AI in the Back Office: 12 Months to 20% SG&A Efficiency

Real Estate • ~7–9 min read • Published Mar 1, 2025

Most back offices run on heroic effort and swivel-chair workflows. The fastest cost wins come from standardizing decisions, instrumenting processes, and letting AI handle the repetitive high-volume work—with control by design.

Why this matters now

SG&A inflation, hiring constraints, and quality expectations are colliding. Many enterprises have piloted task-level AI but haven’t reorganized work to capture durable savings or risk controls. The opportunity is to build a small number of shared capabilities that power dozens of use cases across functions.

Our point of view

Back-office AI works when you treat it like a portfolio, not scattered bots. Three design rules:

  1. Standardize first: codify decision rules, SLAs, and exceptions before you automate.
  2. Platform over point tools: shared data connectors, doc intelligence, workflow, and human-in-the-loop.
  3. Govern by evidence: quarterly gates on value, quality, and risk metrics; retire what doesn’t earn its keep.

Evidence & examples

Finance

  • AP automation: invoice capture → 3-way match → exceptions; 50–70% cycle-time cut, DPO control.
  • Close acceleration: variance narratives, flux analysis drafts, and intercompany reconciliations.

HR

  • Case resolution copilots: policy Q&A, forms guidance, status lookups; reduce handle times.
  • Talent ops: scheduling, offer letters, background checks orchestration.

Procurement

  • Smart intake: classify demand, route to catalogs/contracts, enforce thresholds.
  • Contract insights: obligations, renewals, and price-increase flags.

Legal

  • Self-serve NDAs/SOWs: guided forms with risk-based clause controls.
  • E-discovery triage: classification and de-duplication with audit trails.

IT & Service

  • Tier-0 copilots: password, access, and device playbooks automated with safe escalation.
  • Knowledge mining: consolidate KB, ticket history, and change logs for faster MTTD/MTTR.
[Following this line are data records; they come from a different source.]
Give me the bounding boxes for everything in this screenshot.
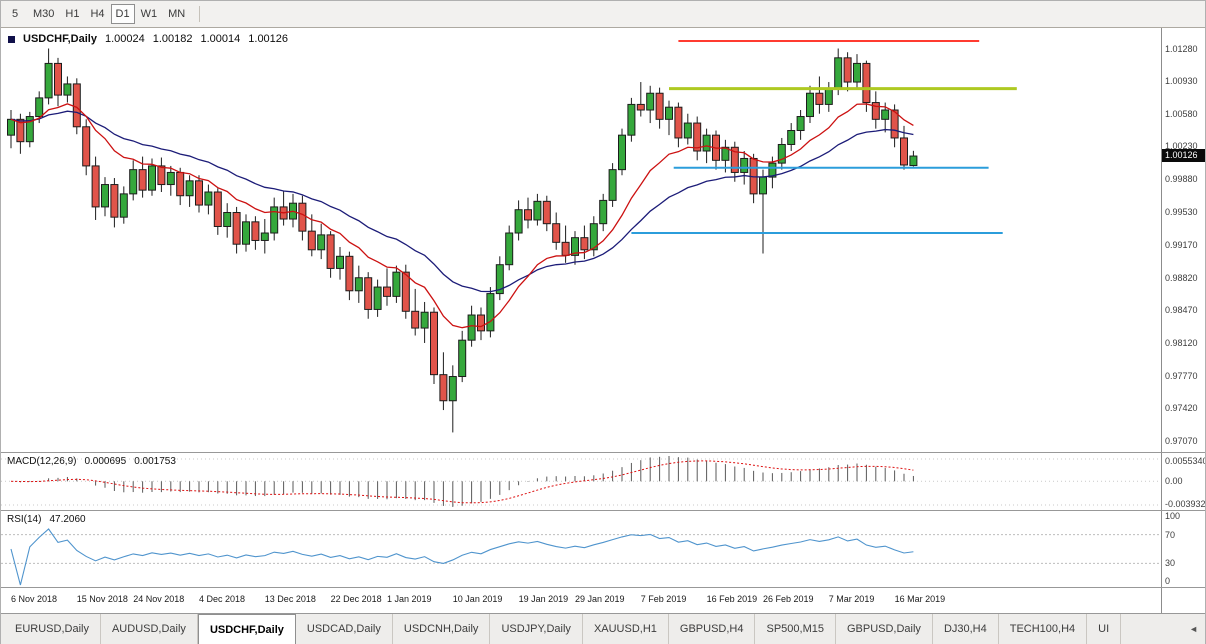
symbol-tab-xauusd-h1[interactable]: XAUUSD,H1 (582, 614, 669, 644)
open-value: 1.00024 (104, 33, 145, 45)
price-axis-label: 0.98470 (1165, 305, 1198, 316)
chart-title: USDCHF,Daily 1.00024 1.00182 1.00014 1.0… (8, 33, 288, 45)
timeframe-button-h1[interactable]: H1 (65, 8, 80, 20)
time-axis-label: 16 Feb 2019 (706, 594, 758, 604)
ma-fast-line (10, 103, 914, 329)
price-axis-label: 0.98820 (1165, 272, 1198, 283)
chart-symbol-label: USDCHF,Daily (23, 33, 97, 45)
rsi-svg (1, 528, 1161, 586)
timeframe-button-h4[interactable]: H4 (90, 8, 105, 20)
symbol-tab-dj30-h4[interactable]: DJ30,H4 (932, 614, 999, 644)
time-axis[interactable]: 6 Nov 2018 15 Nov 2018 24 Nov 2018 4 Dec 20… (1, 588, 1161, 613)
rsi-line (10, 528, 914, 586)
price-chart-svg (7, 40, 1017, 433)
time-axis-label: 6 Nov 2018 (11, 594, 58, 604)
symbol-tab-tech100-h4[interactable]: TECH100,H4 (998, 614, 1088, 644)
macd-name: MACD(12,26,9) (7, 456, 77, 467)
symbol-tab-gbpusd-daily[interactable]: GBPUSD,Daily (835, 614, 933, 644)
rsi-axis: 100 70 30 0 (1161, 511, 1205, 587)
macd-indicator[interactable]: MACD(12,26,9) 0.000695 0.001753 (1, 453, 1161, 510)
rsi-name: RSI(14) (7, 514, 42, 525)
rsi-indicator[interactable]: RSI(14) 47.2060 (1, 511, 1161, 587)
timeframe-button-mn[interactable]: MN (168, 8, 186, 20)
symbol-tab-audusd-daily[interactable]: AUDUSD,Daily (100, 614, 198, 644)
price-axis-label: 0.99880 (1165, 173, 1198, 184)
time-axis-label: 7 Mar 2019 (828, 594, 875, 604)
price-axis-label: 1.00230 (1165, 141, 1198, 152)
ma-slow-line (10, 110, 914, 293)
macd-axis: 0.0055340 0.00 -0.0039323 (1161, 453, 1205, 510)
chart-tab-bar: EURUSD,Daily AUDUSD,Daily USDCHF,Daily USDC… (1, 613, 1205, 644)
symbol-tab-ui[interactable]: UI (1087, 614, 1122, 644)
macd-histogram (19, 456, 914, 507)
macd-axis-label: 0.0055340 (1165, 456, 1205, 466)
price-axis-label: 0.98120 (1165, 337, 1198, 348)
low-value: 1.00014 (200, 33, 241, 45)
price-axis-label: 1.00930 (1165, 76, 1198, 87)
macd-signal-value: 0.001753 (134, 456, 176, 467)
symbol-tab-eurusd-daily[interactable]: EURUSD,Daily (4, 614, 101, 644)
chart-area: USDCHF,Daily 1.00024 1.00182 1.00014 1.0… (1, 28, 1205, 613)
time-axis-label: 7 Feb 2019 (640, 594, 687, 604)
price-axis-label: 0.97420 (1165, 403, 1198, 414)
time-axis-label: 13 Dec 2018 (264, 594, 316, 604)
macd-axis-label: -0.0039323 (1165, 499, 1205, 509)
current-price-badge: 1.00126 (1162, 149, 1205, 163)
price-axis-label: 0.99530 (1165, 206, 1198, 217)
symbol-tab-usdcad-daily[interactable]: USDCAD,Daily (295, 614, 393, 644)
time-axis-label: 10 Jan 2019 (452, 594, 503, 604)
time-axis-label: 1 Jan 2019 (387, 594, 432, 604)
time-axis-label: 29 Jan 2019 (575, 594, 625, 604)
macd-main-value: 0.000695 (84, 456, 127, 467)
price-axis[interactable]: 1.00126 1.01280 1.00930 1.00580 1.00230 0.99… (1161, 28, 1205, 452)
rsi-pane: RSI(14) 47.2060 100 70 30 0 (1, 510, 1205, 587)
price-axis-label: 0.99170 (1165, 240, 1198, 251)
price-axis-label: 0.97770 (1165, 370, 1198, 381)
timeframe-button-5[interactable]: 5 (11, 8, 19, 20)
price-axis-label: 1.00580 (1165, 108, 1198, 119)
symbol-tab-usdjpy-daily[interactable]: USDJPY,Daily (490, 614, 583, 644)
rsi-axis-label: 70 (1165, 529, 1176, 540)
time-axis-label: 26 Feb 2019 (763, 594, 814, 604)
rsi-indicator-label: RSI(14) 47.2060 (7, 514, 86, 525)
time-axis-label: 16 Mar 2019 (894, 594, 946, 604)
chart-symbol-icon (8, 35, 15, 43)
rsi-axis-label: 30 (1165, 558, 1176, 569)
macd-pane: MACD(12,26,9) 0.000695 0.001753 0.005534… (1, 452, 1205, 510)
time-axis-pane: 6 Nov 2018 15 Nov 2018 24 Nov 2018 4 Dec 20… (1, 587, 1205, 613)
time-axis-label: 15 Nov 2018 (76, 594, 128, 604)
time-axis-label: 22 Dec 2018 (330, 594, 382, 604)
toolbar-separator (199, 6, 201, 22)
price-chart[interactable]: USDCHF,Daily 1.00024 1.00182 1.00014 1.0… (1, 28, 1161, 452)
close-value: 1.00126 (248, 33, 289, 45)
time-axis-label: 4 Dec 2018 (199, 594, 246, 604)
rsi-axis-label: 0 (1165, 576, 1171, 586)
rsi-axis-label: 100 (1165, 511, 1181, 521)
timeframe-button-m30[interactable]: M30 (33, 8, 55, 20)
timeframe-toolbar: 5 M30 H1 H4 D1 W1 MN (1, 1, 1205, 28)
high-value: 1.00182 (152, 33, 193, 45)
time-axis-corner (1161, 588, 1205, 613)
time-axis-label: 24 Nov 2018 (133, 594, 185, 604)
macd-axis-label: 0.00 (1165, 476, 1183, 487)
symbol-tab-usdcnh-daily[interactable]: USDCNH,Daily (392, 614, 491, 644)
macd-indicator-label: MACD(12,26,9) 0.000695 0.001753 (7, 456, 176, 467)
time-axis-label: 19 Jan 2019 (518, 594, 569, 604)
price-axis-label: 0.97070 (1165, 435, 1198, 446)
macd-signal-line (10, 460, 914, 504)
tab-scroll-left-icon[interactable]: ◄ (1189, 624, 1198, 634)
timeframe-button-d1[interactable]: D1 (110, 4, 135, 24)
symbol-tab-usdchf-daily[interactable]: USDCHF,Daily (197, 614, 296, 644)
timeframe-button-w1[interactable]: W1 (140, 8, 158, 20)
macd-svg (1, 456, 1161, 507)
price-axis-label: 1.01280 (1165, 43, 1198, 54)
candles (7, 48, 918, 433)
symbol-tab-gbpusd-h4[interactable]: GBPUSD,H4 (668, 614, 756, 644)
symbol-tab-sp500-m15[interactable]: SP500,M15 (755, 614, 836, 644)
price-pane: USDCHF,Daily 1.00024 1.00182 1.00014 1.0… (1, 28, 1205, 452)
rsi-value: 47.2060 (49, 514, 86, 525)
Implications & strategic actions

  • Stand up a Back-Office AI Platform (document AI, workflow, identity, audit, observability).
  • Define quality gates (accuracy, bias, explainability) and controls (approvals, retention).
  • Fund with quarterly tranches tied to realized savings and service outcomes.

12-month roadmap to results

  1. Months 0–2: Baseline & design. Map volumes, costs, and SLAs; choose 6–8 starter use cases.
  2. Months 3–5: Platform & pilots. Stand up connectors; launch AP, HR case, and IT Tier-0 pilots.
  3. Months 6–9: Scale & standardize. Expand to procurement intake, contract insights, and close acceleration.
  4. Months 10–12: Prove durability. Lock in policy, training, and run-state ownership; re-base budgets.

Closing

Sustained SG&A gains come from shared platforms, decision standards, and evidence-based funding. Start where volume and error-costs are highest, then scale with strong controls.